Fotografía de Maurício Fidalgo
Eu e três Caveiras
"A partir da foto de Maurício Fidalgo produzida durante a ocupação militar da Maré, a memória salta e a infância debaixo de bala brota feito água na rocha. Baseado numa obra icónica de Joseph Kosuth, Eu e três caveiras é uma tentativa de juntar os fragmentos das lembranças em uma composição. “O menino da foto é um monte de gente da minha geração”. JM
Eu só conhecia o homem do saco, a mulher de branco, o porco com cara de gente e alguns contos fantásticos que viviam no imaginário das crianças que moravam na minha rua. Nunca tive medo do bicho papão, nem da cuca e nem da mula sem cabeça. Na infância o conto que mais me metia medo era o do Caveirão. Passei diversas noites escutando histórias cabulosas de amigos e parentes que haviam sobrevivido a sua passagem.
E foi ali, em uma madrugada de guerra na Maré, deitado no chão frio da cozinha, ouvindo a respiração ofegante da minha mãe e vendo a cara de assustado do meu irmão, que conheci o que o estado chama de "O Pacificador".
Seu som era seco, úmido e geralmente seguido por tiros de grosso calibre, granadas e bombas de diversas fabricações. A voz que saia do auto-falante do blindado era assustadora e acompanhou meus pesadelos durante um bom tempo.
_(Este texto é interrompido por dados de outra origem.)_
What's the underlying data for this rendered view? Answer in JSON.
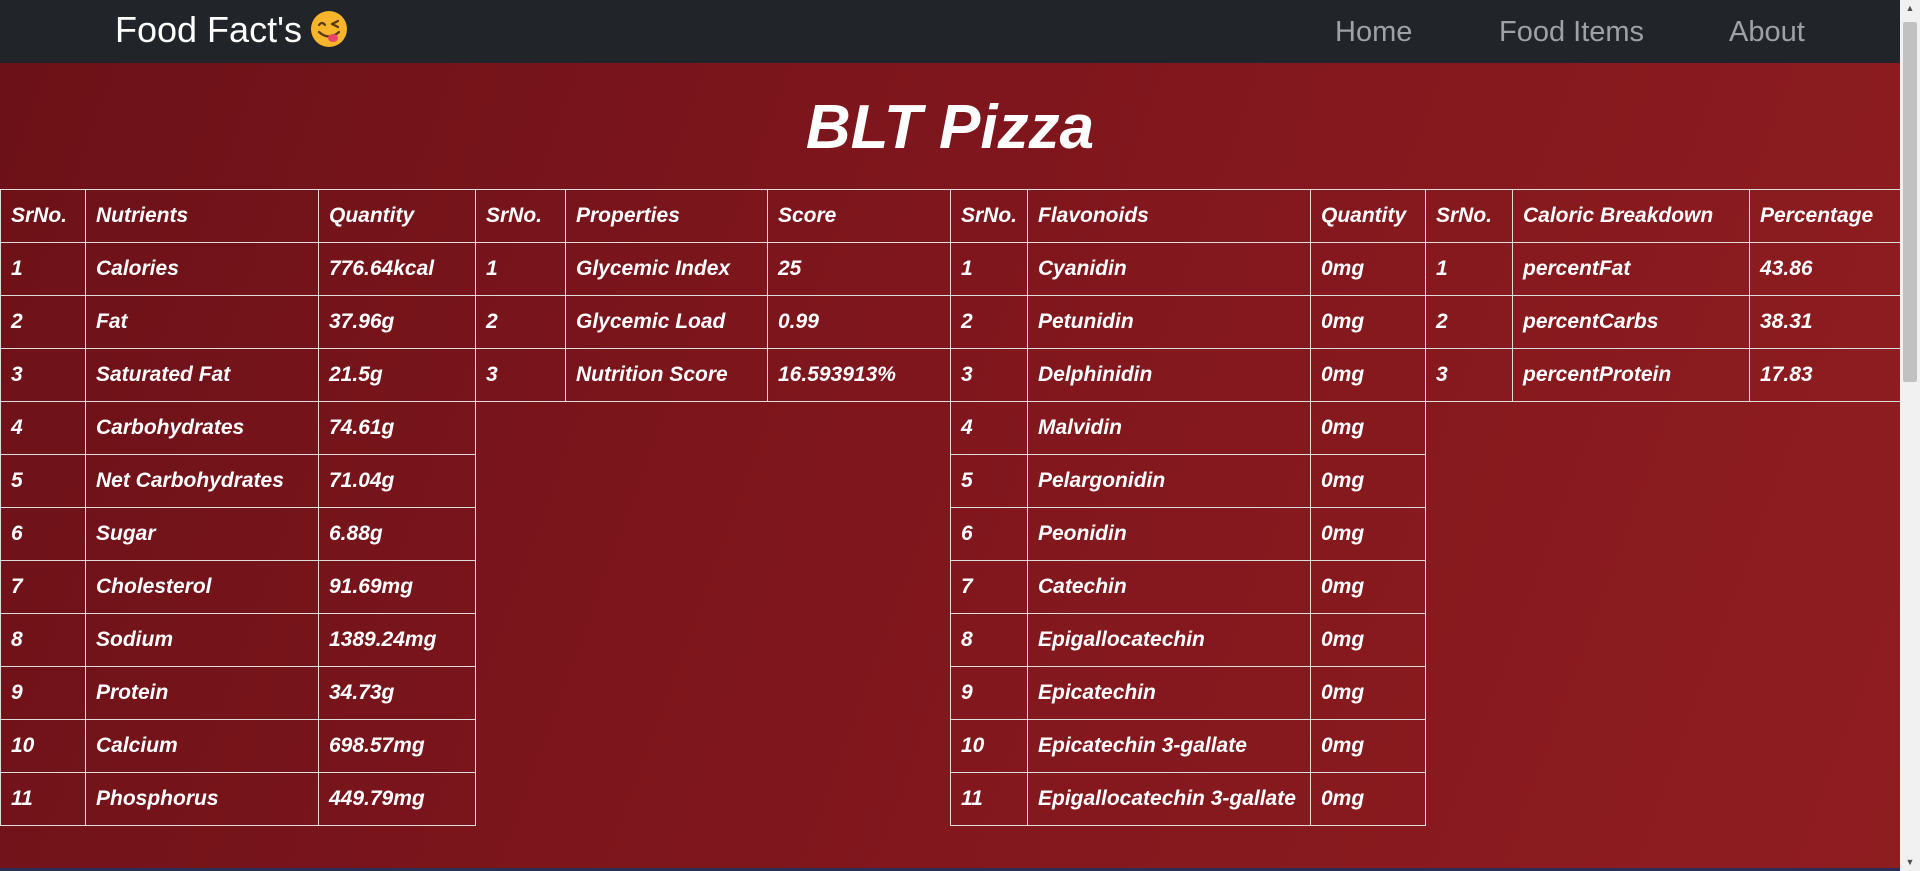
{
  "nav": {
    "brand": "Food Fact's",
    "links": [
      "Home",
      "Food Items",
      "About"
    ]
  },
  "page": {
    "title": "BLT Pizza"
  },
  "tables": {
    "nutrients": {
      "headers": [
        "SrNo.",
        "Nutrients",
        "Quantity"
      ],
      "rows": [
        [
          "1",
          "Calories",
          "776.64kcal"
        ],
        [
          "2",
          "Fat",
          "37.96g"
        ],
        [
          "3",
          "Saturated Fat",
          "21.5g"
        ],
        [
          "4",
          "Carbohydrates",
          "74.61g"
        ],
        [
          "5",
          "Net Carbohydrates",
          "71.04g"
        ],
        [
          "6",
          "Sugar",
          "6.88g"
        ],
        [
          "7",
          "Cholesterol",
          "91.69mg"
        ],
        [
          "8",
          "Sodium",
          "1389.24mg"
        ],
        [
          "9",
          "Protein",
          "34.73g"
        ],
        [
          "10",
          "Calcium",
          "698.57mg"
        ],
        [
          "11",
          "Phosphorus",
          "449.79mg"
        ]
      ]
    },
    "properties": {
      "headers": [
        "SrNo.",
        "Properties",
        "Score"
      ],
      "rows": [
        [
          "1",
          "Glycemic Index",
          "25"
        ],
        [
          "2",
          "Glycemic Load",
          "0.99"
        ],
        [
          "3",
          "Nutrition Score",
          "16.593913%"
        ]
      ]
    },
    "flavonoids": {
      "headers": [
        "SrNo.",
        "Flavonoids",
        "Quantity"
      ],
      "rows": [
        [
          "1",
          "Cyanidin",
          "0mg"
        ],
        [
          "2",
          "Petunidin",
          "0mg"
        ],
        [
          "3",
          "Delphinidin",
          "0mg"
        ],
        [
          "4",
          "Malvidin",
          "0mg"
        ],
        [
          "5",
          "Pelargonidin",
          "0mg"
        ],
        [
          "6",
          "Peonidin",
          "0mg"
        ],
        [
          "7",
          "Catechin",
          "0mg"
        ],
        [
          "8",
          "Epigallocatechin",
          "0mg"
        ],
        [
          "9",
          "Epicatechin",
          "0mg"
        ],
        [
          "10",
          "Epicatechin 3-gallate",
          "0mg"
        ],
        [
          "11",
          "Epigallocatechin 3-gallate",
          "0mg"
        ]
      ]
    },
    "caloric": {
      "headers": [
        "SrNo.",
        "Caloric Breakdown",
        "Percentage"
      ],
      "rows": [
        [
          "1",
          "percentFat",
          "43.86"
        ],
        [
          "2",
          "percentCarbs",
          "38.31"
        ],
        [
          "3",
          "percentProtein",
          "17.83"
        ]
      ]
    }
  },
  "colors": {
    "navbar": "#212529",
    "nav_link": "#9ea2a6",
    "background_start": "#6c1118",
    "background_end": "#8f1d20"
  }
}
"'Eu vim buscar sua alma"... "Vim para pegar você"... “sai da rua seus filhos da puta!"...
“a bala vai comer!"
Todos os dias eu o aguardava ansiosamente pra poder sentir as pernas tremerem, o coração pular na boca... De certa forma eu gostava daquilo... os tiroteios eram como a chuva depois de uma tarde quente de verão.